The use of EQ-5D in economic evaluation requires a value set, namely, utility values for all health states defined by the instrument. Such a value set is derived using a 2-step approach: first, a subset of the health states is directly valued by members of the general public, and second, the observed values are modeled to predict values for all health states.
In the case of 5-level version of EQ-5D (EQ-5D-5L), the default main-effects model consists of 20 parameters, 4 dummy variables per dimension representing the 4 different levels of problems beyond level 1 (reference level).
The CALE model contains the same main effects in the conventional model but those are specified with fewer parameters. For example, 8 parameters can be used to specify the 20 main effects for modeling EQ-5D-5L values, including 5 dimension parameters, each for the level-5 problems of a different dimension, and 3 level parameters for the 3 intermediate levels: “slight” (level-2), “moderate” (level-3), and “severe” (level-4) problems. With the assumption that the ratios of the effects of the levels within a dimension are constant across dimensions, the CALE model specifies the 20 main effects in the conventional model with either a dimension parameter or the multiplication of a dimension parameter and a level parameter. In an analysis of the EQ-5D-5L valuation data collected from China, The Netherlands, Spain, and Singapore,
the 8-parameter CALE model outperformed the conventional 20-parameter main-effects model in predicting the values of out-of-sample EQ-5D-5L health states.
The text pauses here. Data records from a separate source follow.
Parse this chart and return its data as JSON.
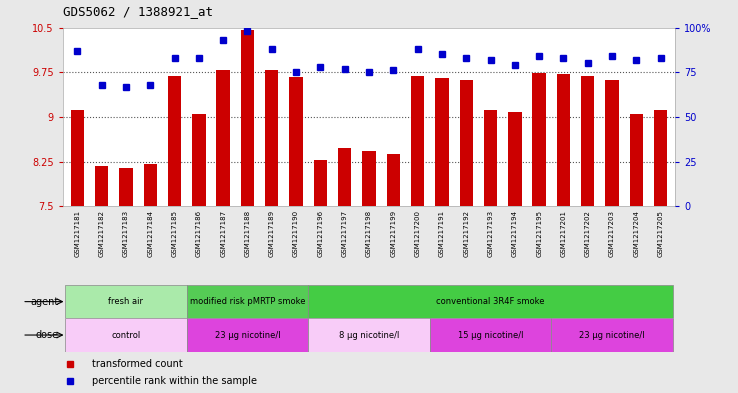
{
  "title": "GDS5062 / 1388921_at",
  "samples": [
    "GSM1217181",
    "GSM1217182",
    "GSM1217183",
    "GSM1217184",
    "GSM1217185",
    "GSM1217186",
    "GSM1217187",
    "GSM1217188",
    "GSM1217189",
    "GSM1217190",
    "GSM1217196",
    "GSM1217197",
    "GSM1217198",
    "GSM1217199",
    "GSM1217200",
    "GSM1217191",
    "GSM1217192",
    "GSM1217193",
    "GSM1217194",
    "GSM1217195",
    "GSM1217201",
    "GSM1217202",
    "GSM1217203",
    "GSM1217204",
    "GSM1217205"
  ],
  "bar_values": [
    9.12,
    8.18,
    8.14,
    8.21,
    9.68,
    9.05,
    9.78,
    10.45,
    9.78,
    9.67,
    8.27,
    8.48,
    8.42,
    8.38,
    9.68,
    9.65,
    9.62,
    9.12,
    9.08,
    9.73,
    9.72,
    9.68,
    9.62,
    9.05,
    9.12
  ],
  "percentile_values": [
    87,
    68,
    67,
    68,
    83,
    83,
    93,
    98,
    88,
    75,
    78,
    77,
    75,
    76,
    88,
    85,
    83,
    82,
    79,
    84,
    83,
    80,
    84,
    82,
    83
  ],
  "ylim_left": [
    7.5,
    10.5
  ],
  "ylim_right": [
    0,
    100
  ],
  "yticks_left": [
    7.5,
    8.25,
    9.0,
    9.75,
    10.5
  ],
  "yticks_right": [
    0,
    25,
    50,
    75,
    100
  ],
  "ytick_labels_left": [
    "7.5",
    "8.25",
    "9",
    "9.75",
    "10.5"
  ],
  "ytick_labels_right": [
    "0",
    "25",
    "50",
    "75",
    "100%"
  ],
  "bar_color": "#cc0000",
  "dot_color": "#0000cc",
  "dotted_lines": [
    8.25,
    9.0,
    9.75
  ],
  "agent_groups": [
    {
      "label": "fresh air",
      "start": 0,
      "end": 5,
      "color": "#aaeaaa"
    },
    {
      "label": "modified risk pMRTP smoke",
      "start": 5,
      "end": 10,
      "color": "#55cc55"
    },
    {
      "label": "conventional 3R4F smoke",
      "start": 10,
      "end": 25,
      "color": "#44cc44"
    }
  ],
  "dose_groups": [
    {
      "label": "control",
      "start": 0,
      "end": 5,
      "color": "#f8ccf8"
    },
    {
      "label": "23 µg nicotine/l",
      "start": 5,
      "end": 10,
      "color": "#dd44dd"
    },
    {
      "label": "8 µg nicotine/l",
      "start": 10,
      "end": 15,
      "color": "#f8ccf8"
    },
    {
      "label": "15 µg nicotine/l",
      "start": 15,
      "end": 20,
      "color": "#dd44dd"
    },
    {
      "label": "23 µg nicotine/l",
      "start": 20,
      "end": 25,
      "color": "#dd44dd"
    }
  ],
  "legend_items": [
    {
      "label": "transformed count",
      "color": "#cc0000"
    },
    {
      "label": "percentile rank within the sample",
      "color": "#0000cc"
    }
  ],
  "bg_color": "#e8e8e8",
  "plot_bg": "#ffffff",
  "sample_label_bg": "#d8d8d8"
}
Although the CALE model is novel and promising, the favorable results observed in the previous study could be specific to the valuation study design, particularly, the choice of the health states for valuation. All the 4 EQ-5D-5L valuation studies used the same protocol to value the same set of 86 health states using the composite time trade-off (cTTO) method. It is possible that the CALE model would not outperform the conventional model in out-of-sample predictions, had a different set of EQ-5D-5L health states been valued and used for cross-validation analysis. Moreover, the superior out-of-sample prediction could be specific to the (number of) dimensions of the EQ-5D health states. Last but not least, the CALE model may allow estimating an EQ-5D value set with smaller amount of data; nevertheless, this potential was not evaluated in the previous study. The currently recommended sample size of at least 1000 individuals for an EQ-5D-5L valuation study is estimated for the case of using the conventional 20-parameter model.
Oppe M, Hout B. The ‘power’ of eliciting EQ-5D-5L values: the experimental design of the EQ-VT; 2017, EuroQol Working Paper Series 17003. https://euroqol.org/publications/working-papers/. Accessed December 1, 2022.
Extant EQ-5D-5L valuation studies typically used 5 to 10 interviewers. The large general population sample and the manpower needed for collecting EQ-5D valuation data could deter countries with limited resources to develop their own value sets. Therefore, a smaller valuation study design that allows a value set to be estimated with a lower budget would be desirable.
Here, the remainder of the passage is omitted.